The next war came, and Craig and Geth's children survived. Sliced bread was invented. Girls wore shorter skirts, and big estates were broken up and sold to pay post-war taxes. Civil rights, television, post-colonialism: all happened.
But mostly, it was ordinary life. Craig sowed and harvested vegetables. Gethsemane instructed the maids on washing dirty nappies. They grew older and fatter and more wrinkled before dying at advanced ages, safe in their beds. Is that romantic? Or sentimental? A woman who survived the Titanic succumbing to pneumonia at an NHS hospital? A man who made it through World War I dying in a prefab house on mass-manufactured sheets?
But aren't things better this way? Our lives are long, filled with lots of searching for clean socks and meetings about topics that could have been settled by email, but most aren't tragic. Yet, perhaps this in itself is cruel: life being so boring and filled with trivialities.
And if life is cruel, what is the point of fiction?
For you, Dear Reader, an alternate ending, which you can take as you please or omit reading altogether. It's your life, and you may be content with the dreariness of the mundane.

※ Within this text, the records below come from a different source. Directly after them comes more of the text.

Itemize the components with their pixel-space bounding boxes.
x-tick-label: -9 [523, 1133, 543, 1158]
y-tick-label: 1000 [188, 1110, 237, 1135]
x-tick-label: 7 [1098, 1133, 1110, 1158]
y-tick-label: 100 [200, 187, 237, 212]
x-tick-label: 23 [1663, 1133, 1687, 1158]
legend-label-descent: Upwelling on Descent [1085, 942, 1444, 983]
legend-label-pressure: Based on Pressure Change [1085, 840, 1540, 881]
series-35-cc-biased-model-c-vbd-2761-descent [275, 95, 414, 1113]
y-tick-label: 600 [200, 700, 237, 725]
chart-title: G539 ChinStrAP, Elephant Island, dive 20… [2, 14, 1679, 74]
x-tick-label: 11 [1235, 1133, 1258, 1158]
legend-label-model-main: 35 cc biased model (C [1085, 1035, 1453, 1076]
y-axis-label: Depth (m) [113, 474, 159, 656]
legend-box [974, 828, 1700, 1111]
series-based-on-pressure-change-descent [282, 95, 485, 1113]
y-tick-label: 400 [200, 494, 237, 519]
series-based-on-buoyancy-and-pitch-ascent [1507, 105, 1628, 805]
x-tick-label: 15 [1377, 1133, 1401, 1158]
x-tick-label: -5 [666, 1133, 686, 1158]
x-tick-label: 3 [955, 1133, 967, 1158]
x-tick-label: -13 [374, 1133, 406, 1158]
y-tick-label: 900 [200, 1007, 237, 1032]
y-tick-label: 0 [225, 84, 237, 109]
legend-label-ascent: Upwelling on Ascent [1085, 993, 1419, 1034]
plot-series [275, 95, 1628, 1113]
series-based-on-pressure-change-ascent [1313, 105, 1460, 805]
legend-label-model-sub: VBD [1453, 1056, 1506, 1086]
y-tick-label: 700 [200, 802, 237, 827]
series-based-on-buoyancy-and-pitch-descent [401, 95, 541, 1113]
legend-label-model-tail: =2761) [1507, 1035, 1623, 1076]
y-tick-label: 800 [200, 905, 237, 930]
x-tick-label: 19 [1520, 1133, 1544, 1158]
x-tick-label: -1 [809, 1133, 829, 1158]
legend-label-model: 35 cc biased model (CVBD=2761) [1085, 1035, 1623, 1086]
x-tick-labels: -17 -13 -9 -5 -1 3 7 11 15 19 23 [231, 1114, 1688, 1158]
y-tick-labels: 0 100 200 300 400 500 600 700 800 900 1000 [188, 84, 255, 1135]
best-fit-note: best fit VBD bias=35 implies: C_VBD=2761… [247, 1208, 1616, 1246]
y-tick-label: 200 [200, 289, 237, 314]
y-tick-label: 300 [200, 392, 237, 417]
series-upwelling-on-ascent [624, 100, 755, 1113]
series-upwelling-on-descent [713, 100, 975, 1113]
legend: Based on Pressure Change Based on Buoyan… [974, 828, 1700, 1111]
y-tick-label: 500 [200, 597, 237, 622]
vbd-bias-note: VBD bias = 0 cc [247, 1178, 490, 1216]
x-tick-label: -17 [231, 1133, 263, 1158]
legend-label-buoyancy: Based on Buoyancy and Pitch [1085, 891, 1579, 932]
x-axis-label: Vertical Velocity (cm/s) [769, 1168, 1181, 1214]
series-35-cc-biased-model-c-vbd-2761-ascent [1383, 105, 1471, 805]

As Geth got close, Craig heard her steps and turned in surprise. She flung her arms around his neck and put her lips to his. She had never kissed anyone thus, but her mouth softened around his pressing with incredible sweetness. His arms wrapped around her waist instinctively, and her cold flesh molded into his warm body.
Craig whispered, "Darling, I have wasted so many years. I love you."
"I have loved you since the moment I laid eyes on you," Geth whispered back.
"Darling, I must go to the Front. If there is one woman left in Belgium who is loved by a man as much as you are loved by me, I must save her. The world is nothing if we do not fight for love."
Geth swallowed her tears. "I understand. I will wait for you always."
Then they did a lot more kissing. Craig survived the war, and he and Geth were married. It wasn't long before a nurse lay black-haired baby girl in his arms as Geth watched from her bed. They say newborns cannot recognize faces, but, as those blue eyes stared up at him, Craig was certain she knew who he was. He cuddled her closer and whispered promises to her.
"Your mother has suffered terrible tragedies in her life, but you never will, my baby girl. You will never lose your parents. You will never love someone who doesn't notice you. You will never see a war devastate your world. I will keep you safe forever. I will never leave you."
He believed every word he said to his daughter. He knew he would bandage all her scraped knees and lay cool cloths on her head when she had chicken pox. He would scare off any young men who weren't good enough and her heart would never be broken. He had fought in the Great War so that war would never come again. She would have the happiest life.
A cynic may say the point of fiction is to lie to us - so that we can be happy.